L’abondance circule.
Nous avons souvent tendance à penser l’abondance à partir de deux extrêmes opposés : d’un côté, avoir beaucoup, accumuler, conserver, posséder toujours davantage ; de l’autre, avoir très peu, manquer de presque tout, jusqu’au dénuement. C’est aussi demander trop ou ne pas demander assez.
Mais ces deux situations peuvent être regardées comme les deux pôles d’une même polarité.
Si nous cherchons à résoudre l’excès d’accumulation en allant vers le dénuement, nous ne sortons pas réellement du déséquilibre : nous passons simplement d’un extrême à l’autre.
De la même manière, vouloir fuir la peur du manque en accumulant toujours davantage ne rétablit pas le mouvement. Cela déplace simplement le déséquilibre vers l’autre pôle.
Or l’abondance ne se trouve ni dans le trop, ni dans le trop peu.
Elle se trouve dans la circulation.
On pourrait comparer cela à une batterie.
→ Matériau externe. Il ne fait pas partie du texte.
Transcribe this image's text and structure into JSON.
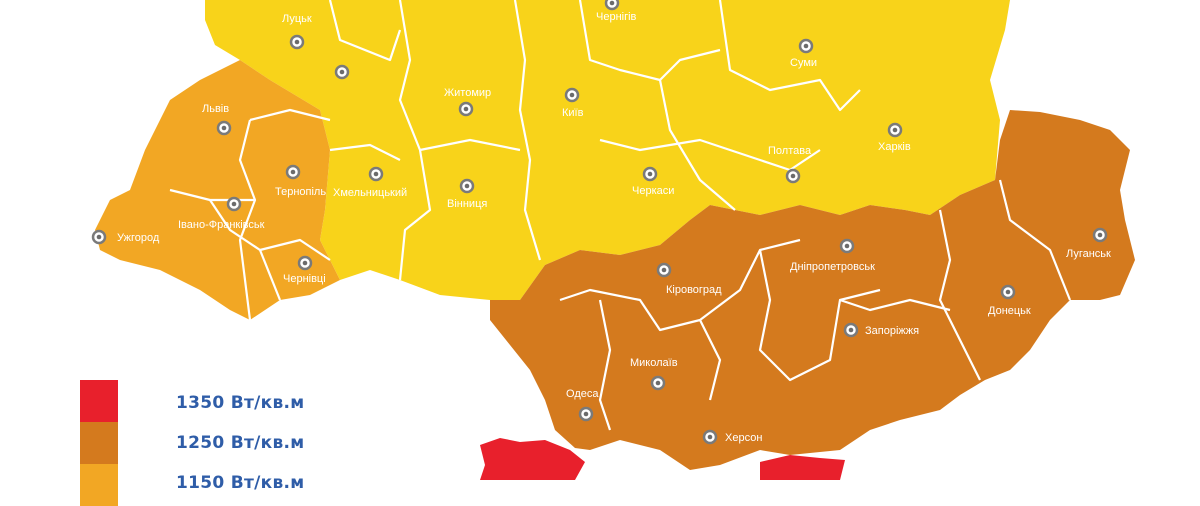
{
  "colors": {
    "zone_1350": "#e8202c",
    "zone_1250": "#d47a1e",
    "zone_1150": "#f2a724",
    "zone_1050": "#f8d31a",
    "border": "#ffffff"
  },
  "cities": [
    {
      "id": "lutsk",
      "label": "Луцьк"
    },
    {
      "id": "rivne",
      "label": ""
    },
    {
      "id": "chernihiv",
      "label": "Чернігів"
    },
    {
      "id": "sumy",
      "label": "Суми"
    },
    {
      "id": "zhytomyr",
      "label": "Житомир"
    },
    {
      "id": "kyiv",
      "label": "Київ"
    },
    {
      "id": "lviv",
      "label": "Львів"
    },
    {
      "id": "ternopil",
      "label": "Тернопіль"
    },
    {
      "id": "khmelnytskyi",
      "label": "Хмельницький"
    },
    {
      "id": "kharkiv",
      "label": "Харків"
    },
    {
      "id": "poltava",
      "label": "Полтава"
    },
    {
      "id": "cherkasy",
      "label": "Черкаси"
    },
    {
      "id": "vinnytsia",
      "label": "Вінниця"
    },
    {
      "id": "ivano-frankivsk",
      "label": "Івано-Франківськ"
    },
    {
      "id": "uzhhorod",
      "label": "Ужгород"
    },
    {
      "id": "chernivtsi",
      "label": "Чернівці"
    },
    {
      "id": "luhansk",
      "label": "Луганськ"
    },
    {
      "id": "dnipropetrovsk",
      "label": "Дніпропетровськ"
    },
    {
      "id": "kirovohrad",
      "label": "Кіровоград"
    },
    {
      "id": "donetsk",
      "label": "Донецьк"
    },
    {
      "id": "zaporizhzhia",
      "label": "Запоріжжя"
    },
    {
      "id": "mykolaiv",
      "label": "Миколаїв"
    },
    {
      "id": "odesa",
      "label": "Одеса"
    },
    {
      "id": "kherson",
      "label": "Херсон"
    }
  ],
  "legend": [
    {
      "label": "1350 Вт/кв.м",
      "color": "#e8202c"
    },
    {
      "label": "1250 Вт/кв.м",
      "color": "#d47a1e"
    },
    {
      "label": "1150 Вт/кв.м",
      "color": "#f2a724"
    }
  ]
}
Dans une logique d’accumulation, nous dépensons beaucoup d’énergie pour remplir la batterie, puis encore beaucoup d’énergie pour nous assurer qu’elle reste pleine. Nous hésitons à utiliser cette énergie parce que nous avons peur qu’elle se vide.
À l’autre extrême, dans une logique de dénuement, la batterie reste presque vide. L’énergie disponible devient insuffisante pour soutenir pleinement le mouvement, créer, agir ou répondre naturellement aux besoins de la vie.
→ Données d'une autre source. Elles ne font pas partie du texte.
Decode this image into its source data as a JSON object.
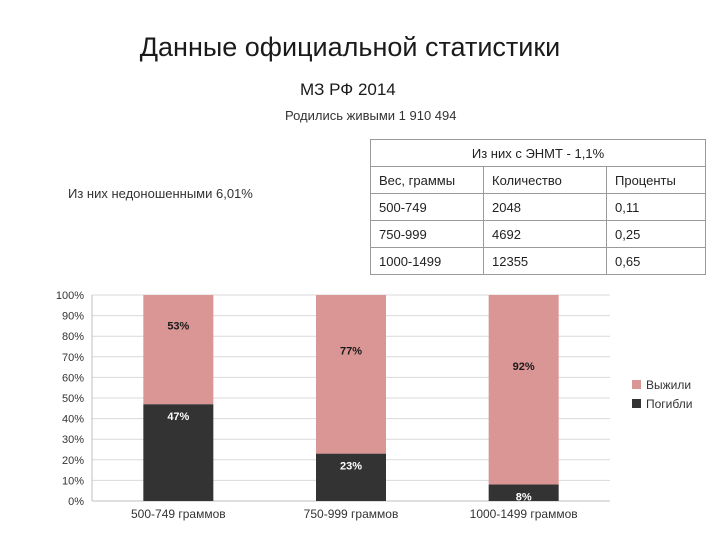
{
  "header": {
    "title": "Данные официальной статистики",
    "subtitle": "МЗ РФ 2014",
    "born_alive": "Родились живыми 1 910 494",
    "preterm": "Из них недоношенными 6,01%"
  },
  "table": {
    "caption": "Из них с ЭНМТ - 1,1%",
    "headers": [
      "Вес, граммы",
      "Количество",
      "Проценты"
    ],
    "rows": [
      [
        "500-749",
        "2048",
        "0,11"
      ],
      [
        "750-999",
        "4692",
        "0,25"
      ],
      [
        "1000-1499",
        "12355",
        "0,65"
      ]
    ]
  },
  "colors": {
    "survived": "#d99694",
    "died": "#333333",
    "grid": "#d9d9d9"
  },
  "chart_data": {
    "type": "bar",
    "stacked": true,
    "categories": [
      "500-749 граммов",
      "750-999 граммов",
      "1000-1499 граммов"
    ],
    "series": [
      {
        "name": "Погибли",
        "values": [
          47,
          23,
          8
        ],
        "labels": [
          "47%",
          "23%",
          "8%"
        ],
        "color": "#333333"
      },
      {
        "name": "Выжили",
        "values": [
          53,
          77,
          92
        ],
        "labels": [
          "53%",
          "77%",
          "92%"
        ],
        "color": "#d99694"
      }
    ],
    "ylim": [
      0,
      100
    ],
    "yticks": [
      "0%",
      "10%",
      "20%",
      "30%",
      "40%",
      "50%",
      "60%",
      "70%",
      "80%",
      "90%",
      "100%"
    ],
    "legend": [
      "Выжили",
      "Погибли"
    ],
    "legend_position": "right",
    "grid": true
  }
}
Dans les deux cas, la circulation est perturbée.
Dans une logique d’abondance, au contraire, la batterie est suffisamment remplie pour que son énergie puisse être utilisée. Elle se charge, elle alimente ce qui doit l’être, puis elle se recharge.
Le mouvement continue.
L’abondance n’est donc ni l’accumulation permanente, ni la privation.
Elle n’exige pas de tout posséder, pas plus qu’elle ne demande de renoncer à tout.
Elle consiste plutôt à trouver une juste mesure entre recevoir et utiliser, conserver ce qui est nécessaire et laisser circuler ce qui peut l’être.
C’est lorsque nous cessons de combattre un pôle par son contraire que le mouvement peut redevenir libre.
L’abondance est la confiance dans notre capacité à recevoir, utiliser, transformer et remettre en circulation ce qui nous est donné, sans chercher ni à tout retenir, ni à nous priver de ce qui est nécessaire.